Radio Shows | New Flu Vaccine | mp3 … wma … wav
You know, it’s been a relatively mild flu season.
True — unless you had to suffer through one.
True enough, but I did get vaccinated because I didn’t want to be among the 90 million Americans to get the flu.
The reason you need annual vaccinations is because the virus mutates. The proteins on the virus surface change rendering our existing antibodies ineffective.
Every spring, the FDA predicts which type of flu strains they think will be the predominant disease the next year. That gives enough time to make millions of doses of flu vaccine. But when their prediction is wrong, we have a major outbreak.
What makes this a difficult task is the virus surface N and H proteins have areas that are especially variable. And it’s these variable areas that our antibodies recognize the most.
So when these proteins change, we need a new vaccine to generate the antibodies to recognize the changed parts. That way, your body can fight off the new virus.
But again, it all depends on whether scientists guessed the right virus to begin with.
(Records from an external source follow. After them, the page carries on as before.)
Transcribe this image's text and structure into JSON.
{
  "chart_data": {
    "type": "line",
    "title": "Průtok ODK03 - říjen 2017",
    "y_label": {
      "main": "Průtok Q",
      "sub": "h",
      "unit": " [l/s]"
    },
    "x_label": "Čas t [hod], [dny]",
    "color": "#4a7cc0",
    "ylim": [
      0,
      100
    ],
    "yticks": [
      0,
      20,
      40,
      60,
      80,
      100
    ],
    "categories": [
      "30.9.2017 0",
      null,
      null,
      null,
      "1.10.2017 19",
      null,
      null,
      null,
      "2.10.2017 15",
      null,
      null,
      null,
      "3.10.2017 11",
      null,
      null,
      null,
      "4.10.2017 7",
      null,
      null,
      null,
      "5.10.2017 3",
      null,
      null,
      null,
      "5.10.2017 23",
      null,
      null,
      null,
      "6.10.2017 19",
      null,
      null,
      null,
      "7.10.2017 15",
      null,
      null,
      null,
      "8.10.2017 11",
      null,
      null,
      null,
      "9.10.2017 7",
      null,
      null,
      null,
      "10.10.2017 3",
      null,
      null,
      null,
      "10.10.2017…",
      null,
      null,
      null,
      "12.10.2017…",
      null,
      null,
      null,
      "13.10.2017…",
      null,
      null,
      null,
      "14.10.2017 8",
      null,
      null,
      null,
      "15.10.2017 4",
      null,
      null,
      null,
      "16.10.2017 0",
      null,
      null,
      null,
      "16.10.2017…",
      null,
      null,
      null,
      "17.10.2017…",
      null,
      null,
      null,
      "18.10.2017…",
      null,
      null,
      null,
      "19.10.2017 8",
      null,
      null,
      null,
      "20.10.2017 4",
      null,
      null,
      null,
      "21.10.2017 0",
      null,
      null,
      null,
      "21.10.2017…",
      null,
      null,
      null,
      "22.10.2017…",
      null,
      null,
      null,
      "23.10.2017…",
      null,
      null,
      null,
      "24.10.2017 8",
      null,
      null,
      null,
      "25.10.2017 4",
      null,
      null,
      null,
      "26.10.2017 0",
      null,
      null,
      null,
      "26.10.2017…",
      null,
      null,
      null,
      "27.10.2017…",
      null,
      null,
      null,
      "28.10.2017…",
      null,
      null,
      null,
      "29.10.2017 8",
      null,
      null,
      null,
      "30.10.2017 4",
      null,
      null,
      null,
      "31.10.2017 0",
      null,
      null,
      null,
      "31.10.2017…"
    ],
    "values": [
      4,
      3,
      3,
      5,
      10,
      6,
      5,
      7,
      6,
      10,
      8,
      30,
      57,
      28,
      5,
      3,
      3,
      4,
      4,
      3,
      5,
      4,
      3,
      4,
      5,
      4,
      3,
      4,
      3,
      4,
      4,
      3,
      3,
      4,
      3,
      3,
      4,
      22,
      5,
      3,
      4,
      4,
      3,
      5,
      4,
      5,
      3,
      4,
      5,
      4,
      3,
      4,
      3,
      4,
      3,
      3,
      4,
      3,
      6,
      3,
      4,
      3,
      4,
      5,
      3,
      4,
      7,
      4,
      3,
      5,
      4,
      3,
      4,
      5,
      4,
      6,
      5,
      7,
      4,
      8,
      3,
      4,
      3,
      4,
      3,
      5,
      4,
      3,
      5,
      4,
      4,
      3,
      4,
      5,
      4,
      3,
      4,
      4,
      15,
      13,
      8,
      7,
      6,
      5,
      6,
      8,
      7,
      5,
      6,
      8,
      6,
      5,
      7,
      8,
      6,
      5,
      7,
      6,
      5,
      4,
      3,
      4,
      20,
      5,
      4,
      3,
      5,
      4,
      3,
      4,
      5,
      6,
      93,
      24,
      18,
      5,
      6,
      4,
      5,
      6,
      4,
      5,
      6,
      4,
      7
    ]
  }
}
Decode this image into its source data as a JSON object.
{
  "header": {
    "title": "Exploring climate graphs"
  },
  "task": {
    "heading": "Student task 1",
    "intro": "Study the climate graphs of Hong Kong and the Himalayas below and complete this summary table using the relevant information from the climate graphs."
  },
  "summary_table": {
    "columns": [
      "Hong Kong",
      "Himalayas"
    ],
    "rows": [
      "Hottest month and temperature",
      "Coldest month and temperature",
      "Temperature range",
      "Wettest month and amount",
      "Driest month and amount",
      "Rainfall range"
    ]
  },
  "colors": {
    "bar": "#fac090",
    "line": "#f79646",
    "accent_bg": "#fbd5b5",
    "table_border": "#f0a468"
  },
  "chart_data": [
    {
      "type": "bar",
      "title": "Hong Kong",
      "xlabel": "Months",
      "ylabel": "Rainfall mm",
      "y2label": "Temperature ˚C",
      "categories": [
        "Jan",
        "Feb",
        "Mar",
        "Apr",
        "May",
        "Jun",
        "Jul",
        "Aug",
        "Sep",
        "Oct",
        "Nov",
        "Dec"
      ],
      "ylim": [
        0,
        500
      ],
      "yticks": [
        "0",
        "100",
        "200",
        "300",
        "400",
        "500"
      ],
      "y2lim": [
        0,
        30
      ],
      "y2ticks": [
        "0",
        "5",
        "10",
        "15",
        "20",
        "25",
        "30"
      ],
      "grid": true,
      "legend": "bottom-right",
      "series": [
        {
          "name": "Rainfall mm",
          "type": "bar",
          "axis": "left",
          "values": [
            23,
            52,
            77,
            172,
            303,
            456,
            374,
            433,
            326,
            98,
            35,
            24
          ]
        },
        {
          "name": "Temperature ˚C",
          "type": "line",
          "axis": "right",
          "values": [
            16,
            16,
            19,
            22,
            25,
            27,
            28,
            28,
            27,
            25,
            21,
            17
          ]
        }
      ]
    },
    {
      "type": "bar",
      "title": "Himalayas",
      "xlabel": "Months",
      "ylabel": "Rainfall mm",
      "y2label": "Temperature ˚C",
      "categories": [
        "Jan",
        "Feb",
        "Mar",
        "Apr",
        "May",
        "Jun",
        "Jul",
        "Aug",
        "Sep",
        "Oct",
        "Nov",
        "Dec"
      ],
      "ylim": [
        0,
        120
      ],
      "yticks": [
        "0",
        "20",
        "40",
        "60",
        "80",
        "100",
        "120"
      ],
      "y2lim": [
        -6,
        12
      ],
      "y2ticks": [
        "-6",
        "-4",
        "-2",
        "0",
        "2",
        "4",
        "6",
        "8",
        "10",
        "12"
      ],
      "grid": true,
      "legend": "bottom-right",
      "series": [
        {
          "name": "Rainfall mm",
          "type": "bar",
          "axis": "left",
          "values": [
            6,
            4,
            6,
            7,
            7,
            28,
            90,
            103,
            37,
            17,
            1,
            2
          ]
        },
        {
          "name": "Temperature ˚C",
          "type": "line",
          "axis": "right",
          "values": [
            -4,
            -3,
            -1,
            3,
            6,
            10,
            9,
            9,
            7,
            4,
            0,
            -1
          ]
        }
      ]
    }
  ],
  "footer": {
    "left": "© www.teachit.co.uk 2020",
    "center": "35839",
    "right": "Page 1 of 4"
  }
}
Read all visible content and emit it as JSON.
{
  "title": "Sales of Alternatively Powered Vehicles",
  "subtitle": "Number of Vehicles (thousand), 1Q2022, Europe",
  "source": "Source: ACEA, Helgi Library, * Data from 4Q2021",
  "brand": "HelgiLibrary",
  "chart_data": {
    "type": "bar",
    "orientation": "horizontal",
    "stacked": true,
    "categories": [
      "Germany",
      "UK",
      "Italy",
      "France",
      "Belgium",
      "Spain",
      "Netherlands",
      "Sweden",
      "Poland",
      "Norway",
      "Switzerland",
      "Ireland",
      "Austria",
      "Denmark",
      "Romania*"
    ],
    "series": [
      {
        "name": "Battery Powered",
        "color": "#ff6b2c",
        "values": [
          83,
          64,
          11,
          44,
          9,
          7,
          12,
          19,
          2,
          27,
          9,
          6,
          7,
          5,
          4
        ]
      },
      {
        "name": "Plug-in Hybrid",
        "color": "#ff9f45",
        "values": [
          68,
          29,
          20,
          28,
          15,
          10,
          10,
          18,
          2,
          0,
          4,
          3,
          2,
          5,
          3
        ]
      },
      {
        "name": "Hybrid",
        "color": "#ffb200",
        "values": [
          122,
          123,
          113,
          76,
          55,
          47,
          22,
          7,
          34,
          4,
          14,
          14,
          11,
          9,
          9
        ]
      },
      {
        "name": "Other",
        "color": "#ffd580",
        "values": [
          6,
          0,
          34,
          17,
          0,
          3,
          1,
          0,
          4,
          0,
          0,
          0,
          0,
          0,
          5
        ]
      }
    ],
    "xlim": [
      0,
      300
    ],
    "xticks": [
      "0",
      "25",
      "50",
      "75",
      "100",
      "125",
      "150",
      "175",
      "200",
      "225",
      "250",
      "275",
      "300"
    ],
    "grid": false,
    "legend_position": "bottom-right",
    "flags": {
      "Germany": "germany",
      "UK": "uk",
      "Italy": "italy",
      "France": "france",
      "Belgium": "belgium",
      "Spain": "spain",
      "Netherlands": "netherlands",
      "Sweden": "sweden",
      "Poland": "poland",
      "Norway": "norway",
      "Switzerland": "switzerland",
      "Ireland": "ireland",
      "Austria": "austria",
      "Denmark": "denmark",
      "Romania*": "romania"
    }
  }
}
There is exciting new research that could take the guess work out. The new approach uses something called a monoclonal antibody.
This antibody recognizes a region of the H flu protein which is not variable. The variable regions are at the tip, but there’s an unchanging stalk like structure underneath.
If this approach works, we could have a vaccine that recognizes all influenza viruses, not just a single type. Imagine a treatment that can protect us from common flu strains and even the dreaded avian influenza.
There are plans to develop a new “universal vaccine” based on these antibodies.
This would profoundly change how we fight the flu and for you, it could mean the end of the yearly flu shot!